Tim Conway, Star of 'The Carol Burnett Show' and 'SpongeBob SquarePants,' Dead at 85
Tim Conway savored playing the consummate funnyman, content to stand on the sidelines cracking jokes rather than bask in the spotlight afforded to a leading man.
Tim Conway, the actor and comedian whose career in entertainment spanned decades and included memorable stints on shows ranging from "The Carol Burnett Show" to "SpongeBob SquarePants," has died. He was 85.
Conway died from water on the brain Tuesday in Los Angeles, his representative told Variety.
The comic savored playing the consummate funnyman, content to stand on the sidelines cracking jokes rather than bask in the spotlight afforded to a leading man.
On the cartoon "SpongeBob SquarePants," he voiced Barnacle Boy, the underappreciated sidekick of Mermaid Man, voiced by the late Ernest Borgnine. A spoof of classic superhero pairings like Batman and Robin, and Aquaman and Aqualad, Barnacle Boy often appeared irritated with Mermaid Man’s scatterbrained behavior.
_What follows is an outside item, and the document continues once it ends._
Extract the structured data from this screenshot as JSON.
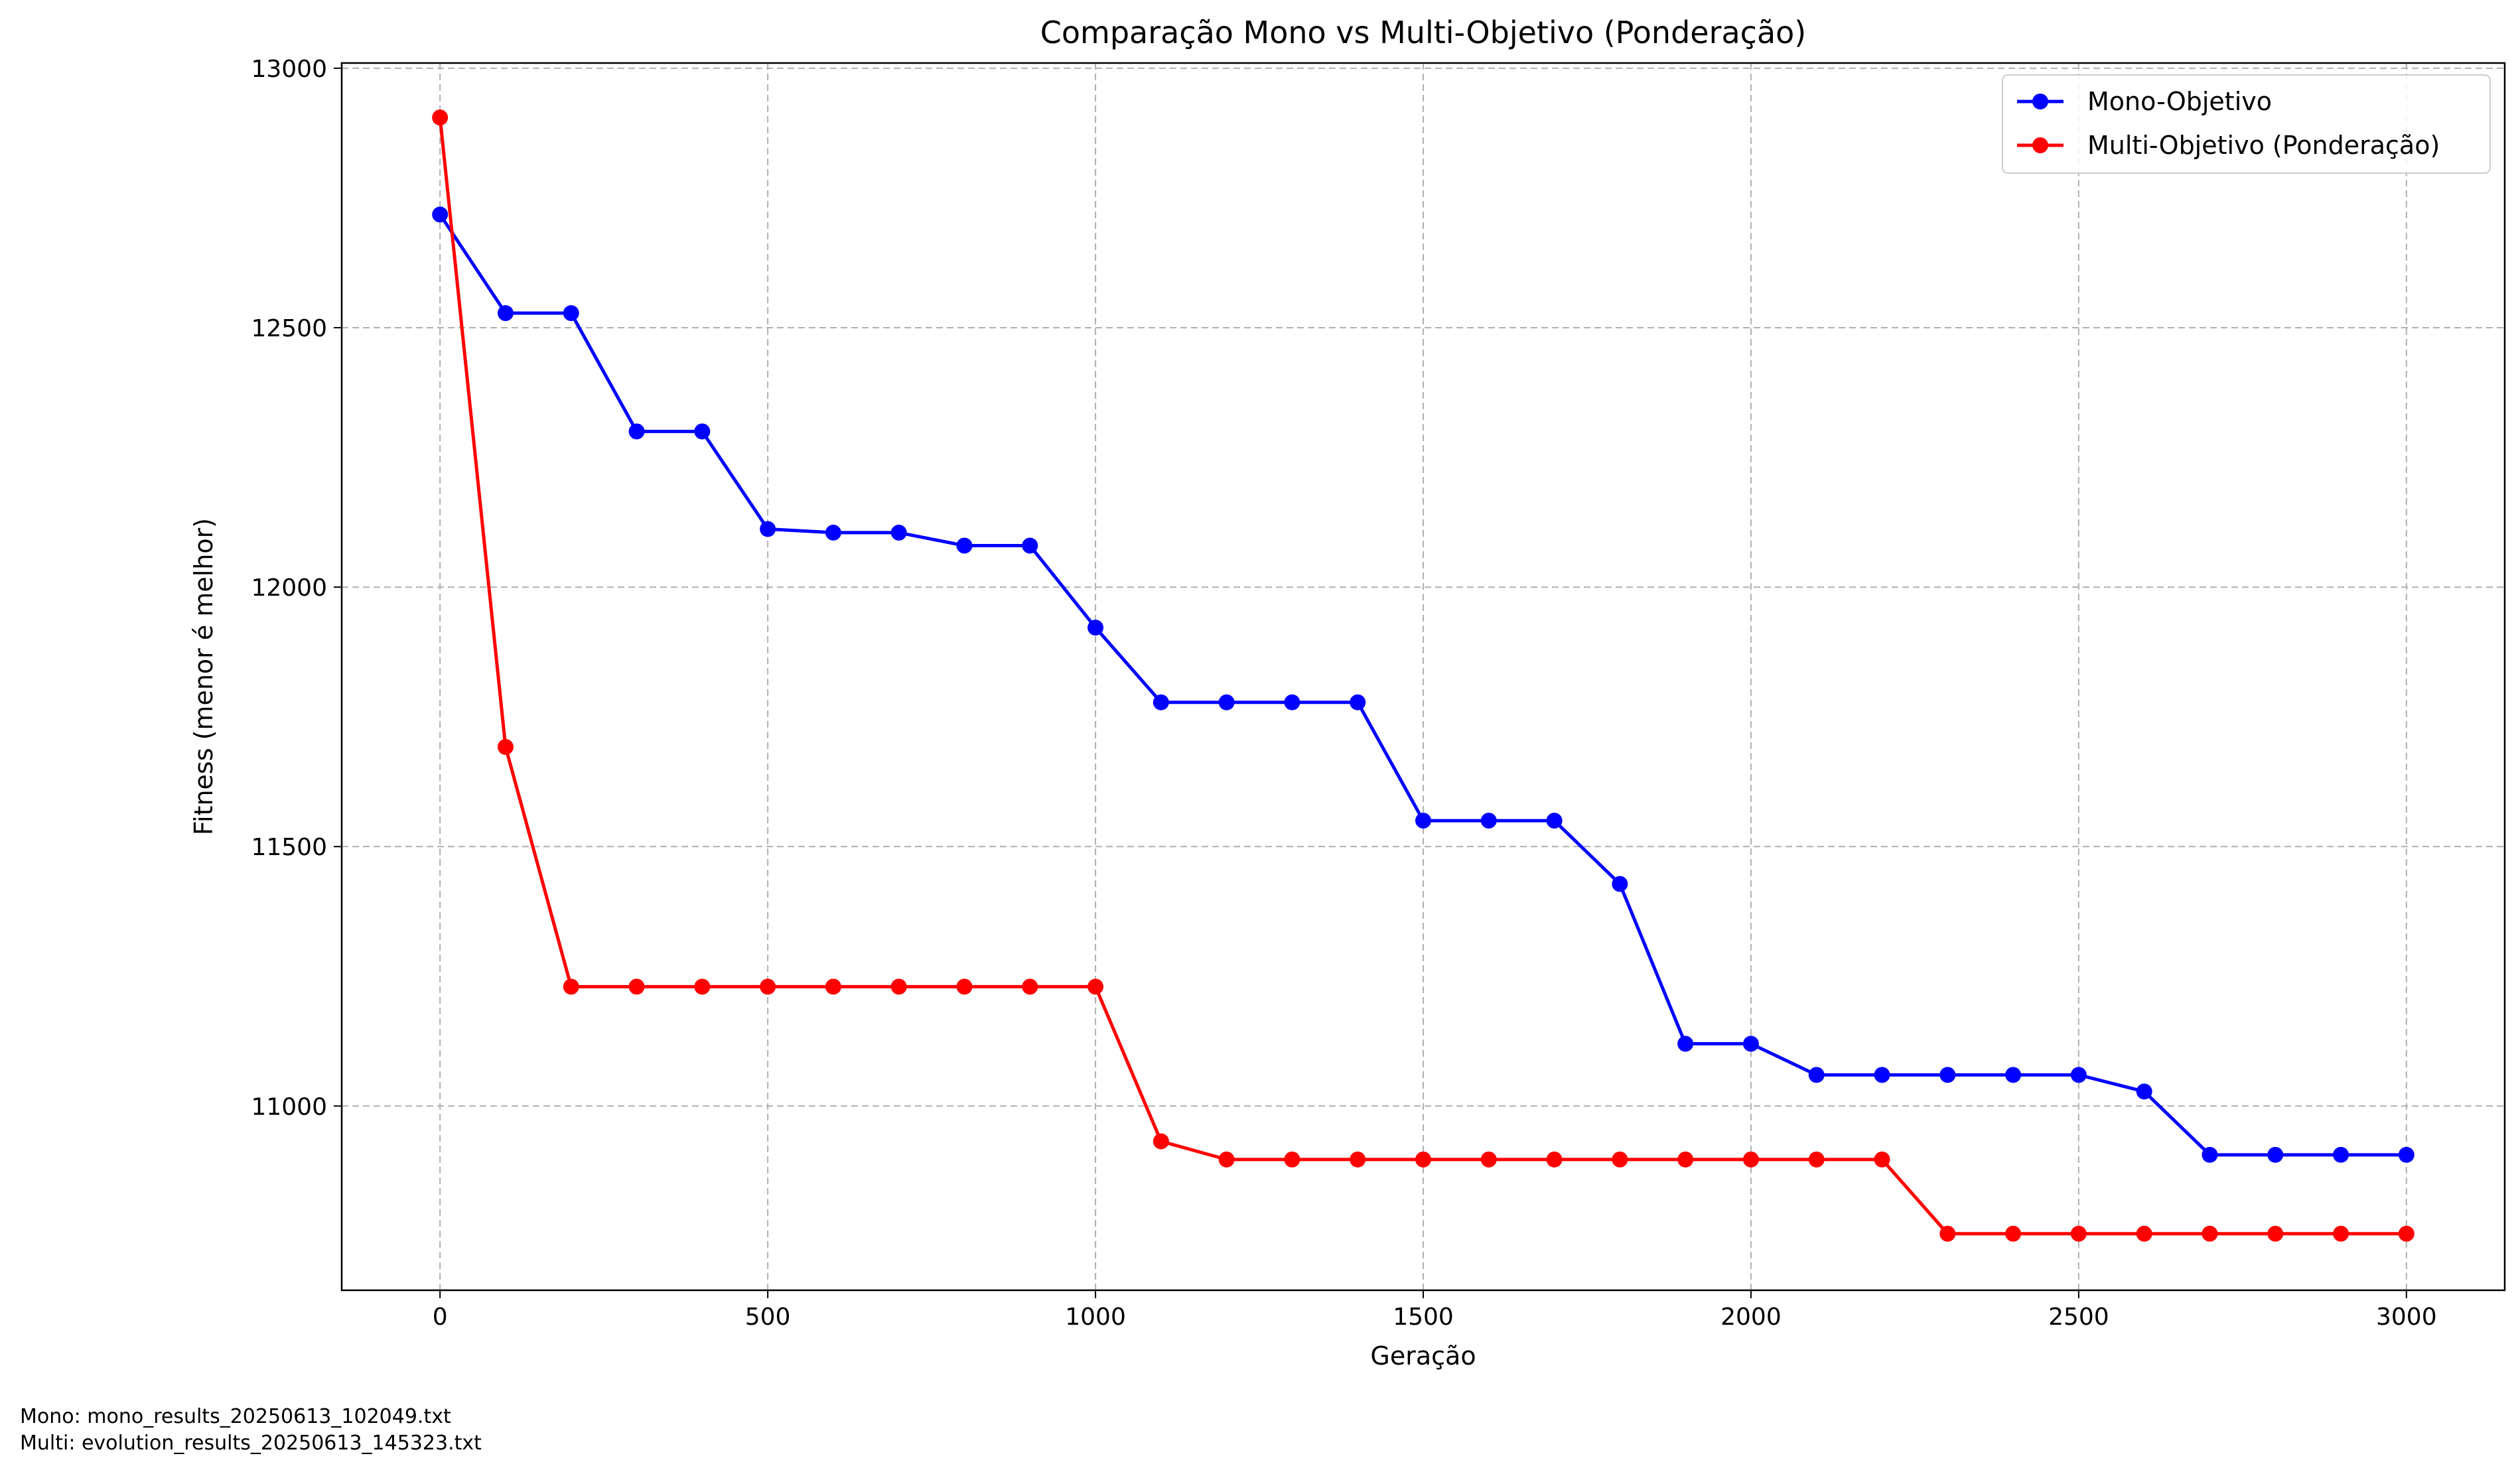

In September 2018, "SpongeBob" showrunner Vincent Waller said Conway would not be returning to the cartoon, writing on Twitter: “No, sadly not. Mr. Conway is having health issues. He came in for the 2nd SB movie and voiced a seagull, but it wasn't easy for him.”
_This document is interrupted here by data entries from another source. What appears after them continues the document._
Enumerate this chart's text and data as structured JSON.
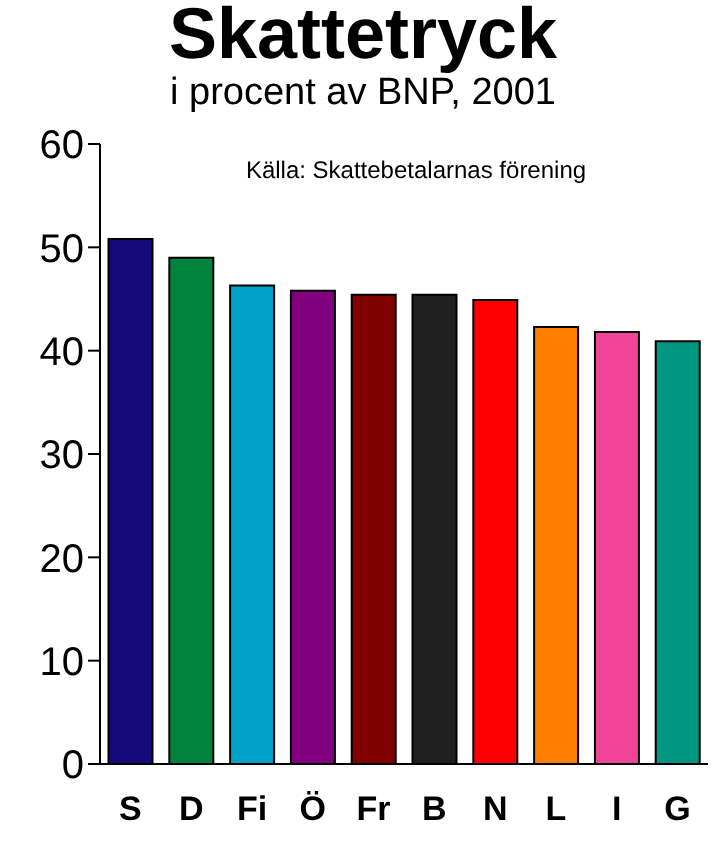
{
  "chart_data": {
    "type": "bar",
    "title": "Skattetryck",
    "subtitle": "i procent av BNP, 2001",
    "annotations": [
      "Källa: Skattebetalarnas förening"
    ],
    "categories": [
      "S",
      "D",
      "Fi",
      "Ö",
      "Fr",
      "B",
      "N",
      "L",
      "I",
      "G"
    ],
    "values": [
      50.8,
      49.0,
      46.3,
      45.8,
      45.4,
      45.4,
      44.9,
      42.3,
      41.8,
      40.9
    ],
    "colors": [
      "#140a78",
      "#00843d",
      "#00a0c8",
      "#800080",
      "#800000",
      "#202020",
      "#ff0000",
      "#ff8000",
      "#f04498",
      "#009680"
    ],
    "ylim": [
      0,
      60
    ],
    "yticks": [
      0,
      10,
      20,
      30,
      40,
      50,
      60
    ],
    "grid": false,
    "legend": false
  }
}
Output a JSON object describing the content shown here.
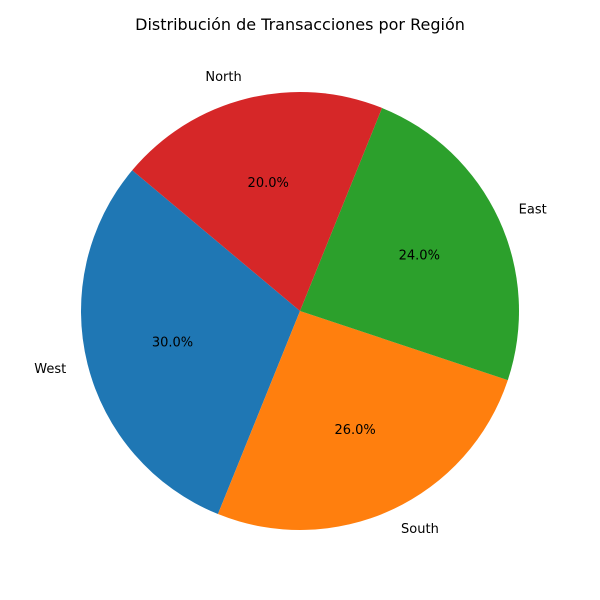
{
  "chart_data": {
    "type": "pie",
    "title": "Distribución de Transacciones por Región",
    "categories": [
      "West",
      "South",
      "East",
      "North"
    ],
    "values": [
      30.0,
      26.0,
      24.0,
      20.0
    ],
    "percent_labels": [
      "30.0%",
      "26.0%",
      "24.0%",
      "20.0%"
    ],
    "colors": [
      "#1f77b4",
      "#ff7f0e",
      "#2ca02c",
      "#d62728"
    ],
    "start_angle_deg": 140,
    "direction": "counterclockwise",
    "legend": "none"
  }
}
Conway’s breakout role was on the 1960s sitcom "McHale’s Navy," where he played Ensign Charles Parker, a blundering ensign in World War II. He appeared as a core member in 66 episodes of "The Carol Burnett Show," where his delivery and improvisational wit often left his castmates in stitches.
“Watching Tim Conway destroy his castmates is pure joy,” comedian Patton Oswalt wrote on Twitter Tuesday. “#RIPTimConway.”
"I've never been comfortable as the star," Conway told the Archive of American Television. "I don't feature myself as being the head man. I would much rather stand in the background and make small, funny things go, than be up at the head of the class."
Born Thomas Daniel Conway in Ohio, he served in the Army and went on to make his debut on local television. He moved to New York to join "The Steve Allen Show" in the early 1960s, where there was already a staffer named Tom Conway. So, he became Tim Conway.
His long and storied career earned Conway 13 Emmy nominations and six wins, including for a guest appearance on "30 Rock" in 2008.
Conway was married to Mary Anne Dalton from 1961 until 1978 and they had six children together. He married Charlene Fusco on May 18, 1984, and they remained together until his death. He is also survived by a stepdaughter.
The comic had previously been diagnosed with dementia and was confined to a wheelchair, his daughter Kelly said in 2018, People reported.